Aktualisiert: 6. Okt. 2020

Es ist an einem der schönen Frühlingstage im Jahr 2020, in dem Jahr als, Covid-19 anfing, uns zu beherrschen. Die Stationen in den Alten- und Pflegeheimen wurden für BesucherInnen geschlossen. So auch bei uns. Die Irritation war groß. Nicht nur für unsere Bewohner der sehr durchmischten Station, deren Sinne noch vollständig funktionierten. Man möchte meinen, für einen demenziell veränderten Menschen, der immer nur im Moment ist, sei es egal, ob er Besuch bekäme oder nicht, da er das ja sowieso vergesse. Aber weit gefehlt. Unsere Patienten mit kognitiven Einschränkungen waren unruhiger, verwirrter, deprimierter in diesen Tagen - etwas, das sie nicht verstanden und zu fassen vermochten, hatte sich verändert. Da die Information an sich "Sie können derzeit keinen Besuch empfangen, da in der Welt ein Virus umgeht und wir sie schützen müssen" zwar vielfach kommuniziert wurde, aber eben nicht haftete. Es blieb einfach Verwirrung zurück. Irgendetwas war plötzlich anders und es war unerklärlich, was es war.

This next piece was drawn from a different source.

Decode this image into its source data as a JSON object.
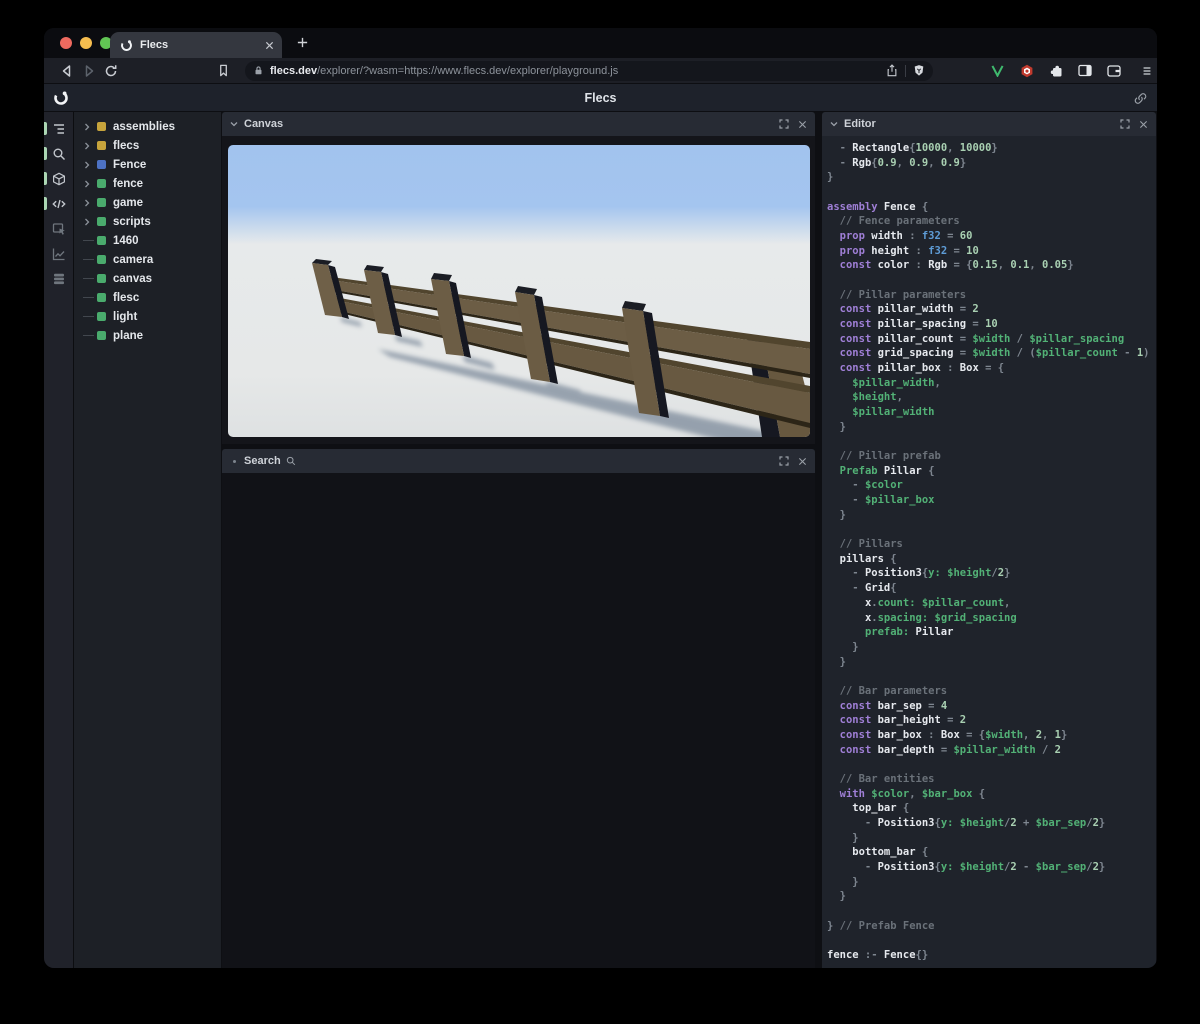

Nun hatten wir einen Bewohner, Herrn W.. Sein Mitte 90-jähriger Körper zeigte Spuren eines langen Lebens - steife Glieder, kaputte Hüfte, Demenz. Er war ein höflicher Mann, ein Mann, der auf eine Art achtsam durchs Leben ging und den Herausforderungen, die die Demenz ihm stellte, auch mit Freundlichkeit begegnete und diese anzunehmen schien. Für sein Verhalten bewunderte ich ihn sehr. Er machte es mir auch einfach, da er sich bei uns, dem Pflegepersonal, regelmäßig bedankte für unsere Arbeit. Das Besondere an ihm war, dass er, im Gegensatz zu anderen BewohnerInnen, unsere Arbeit sah und was wir leisten.


Das kam sicher daher, dass Herr W. in seinem früheren Leben Unternehmer gewesen war und wusste, wie Systeme aufgebaut sind und wie diese funktionieren. Er wusste sicher auch, dass ein Unternehmen niemals bestehen kann ohne die Menschen, die dieses tragen mit der täglichen Arbeit, die sie verrichten.


Nun begann die Zeit des Virus und unsere BewohnerInnen wurden eingesperrt. Es gab außer uns, den PflegerInnen keinen Kontakt zur Außenwelt. Auch Spaziergänge im Hof wurden untersagt.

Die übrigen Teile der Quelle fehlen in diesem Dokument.